As recently as last month, Abbas accused Hamas of being an Iranian and Syrian proxy. The Palestinian Authority condemned Israel’s Operation Cast Lead in 2009 but blamed the “massacre” of Palestinians on Hamas. It said that Hamas was wrong to not renew the ceasefire and that it was done on orders from Tehran. The Israelis appear to have given the Palestinian Authority advance notice of the operation as they sought to have Fatah or Egypt govern Gaza after it was finished but failed to persuade either. Hamas has repeatedly accused Fatah of sharing intelligence on its operations with Israel.
Following the Turkish flotilla incident, the Palestinian Authority forbade Hamas from staging protests in the West Bank. In September, the Palestinian Authority arrested 150 members of Hamas following shootings of Israeli civilians, saying the attacks “can’t be regarded as an act of resistance” and were designed to sabotage peace talks. This enemy-of-my-enemy-is-my-friend mentality that benefited Israel will no longer exist as Hamas and Fatah begin holding hands.
Since the West Bank and the Gaza Strip began being governed separately, 4,000 members of Hamas have been arrested in the West Bank and thousands of Fatah supporters have been imprisoned in Gaza. Each side tortured each other’s supporters, though Fatah said it stopped doing so in October 2010 and jailed, fired or demoted 43 prison officers for abuses. In August 2010, there were reports about the increasing amount of abuse each side was exercising toward the other. This past will not be forgotten and it is difficult to see a future where the two permanently settle their differences.
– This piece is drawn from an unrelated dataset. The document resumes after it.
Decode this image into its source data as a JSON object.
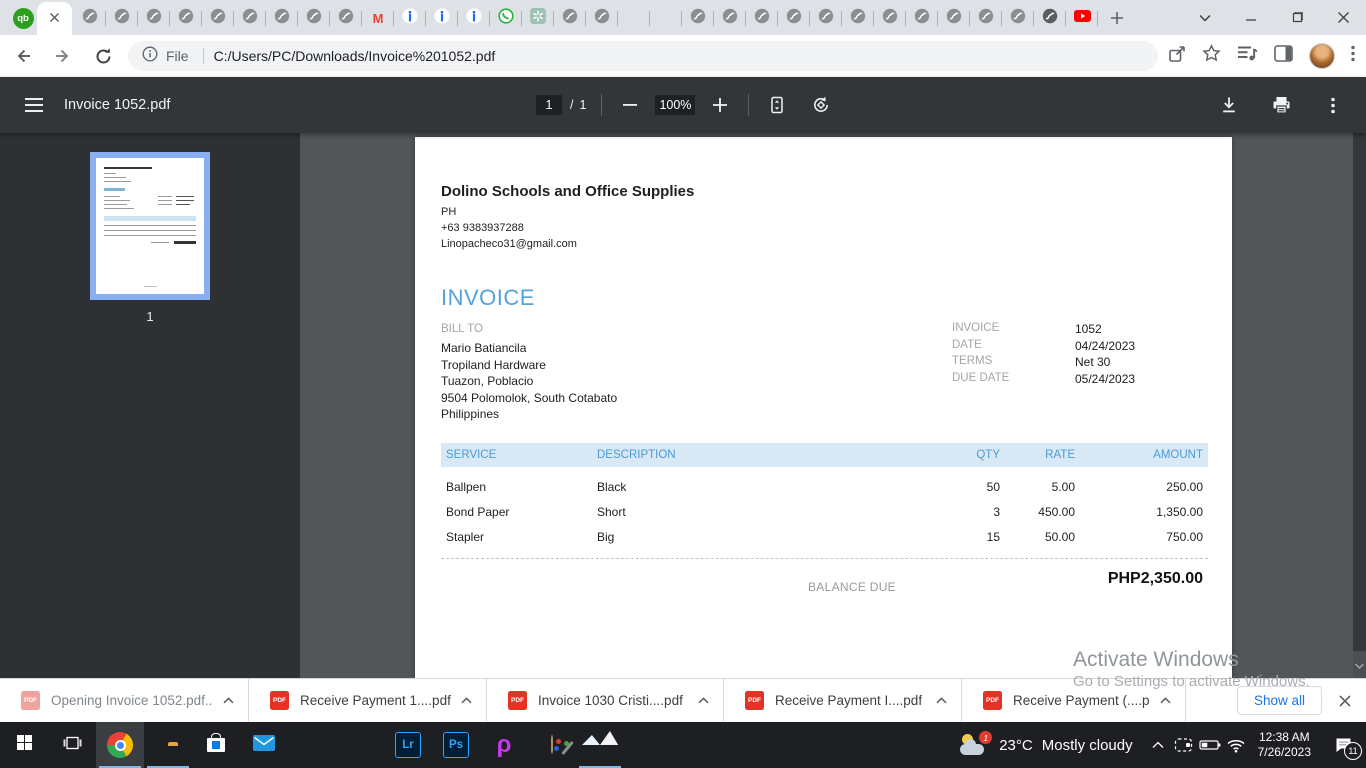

The antagonism will reignite as the election campaigns heat up, though domestic pressure may prevent a war or complete break. At this point, it is quite possible that Hamas will lose the next elections. The terrorist group has seen its popularity decline in Gaza and is actually more well-liked in the West Bank, where the citizens have not been exposed to Hamas governance. About 56 percent of Gazans have a negative view of Hamas, with 28 having a positive view. In the West Bank, 53 percent give the terrorist group a negative rating but its support is larger than in Gaza with 40 percent.
Remarkably, 46 percent of Gazans blame Hamas and Israel equally for their troubles. President Abbas has a 63 percent approval rating in Gaza and Prime Minister Fayyad is at 65 percent. When it comes to Iran, 49 percent of people in the Gaza Strip have a negative attitude as do 58 percent of those in the West Bank. Tying Hamas to Iran looks to be a smart political strategy for Fatah. This, of course, assumes elections will even be held and if they are, that they will be free and both sides will respect the results.
The reconciliation between Hamas and Fatah is bad news for Israel but it is unlikely to last. Hamas will never give up its goal of creating a Sharia-based state that will destroy Israel. Fatah will have to participate or become its enemy again. Hamas will not be a better peace partner for Fatah than it has been for Israel.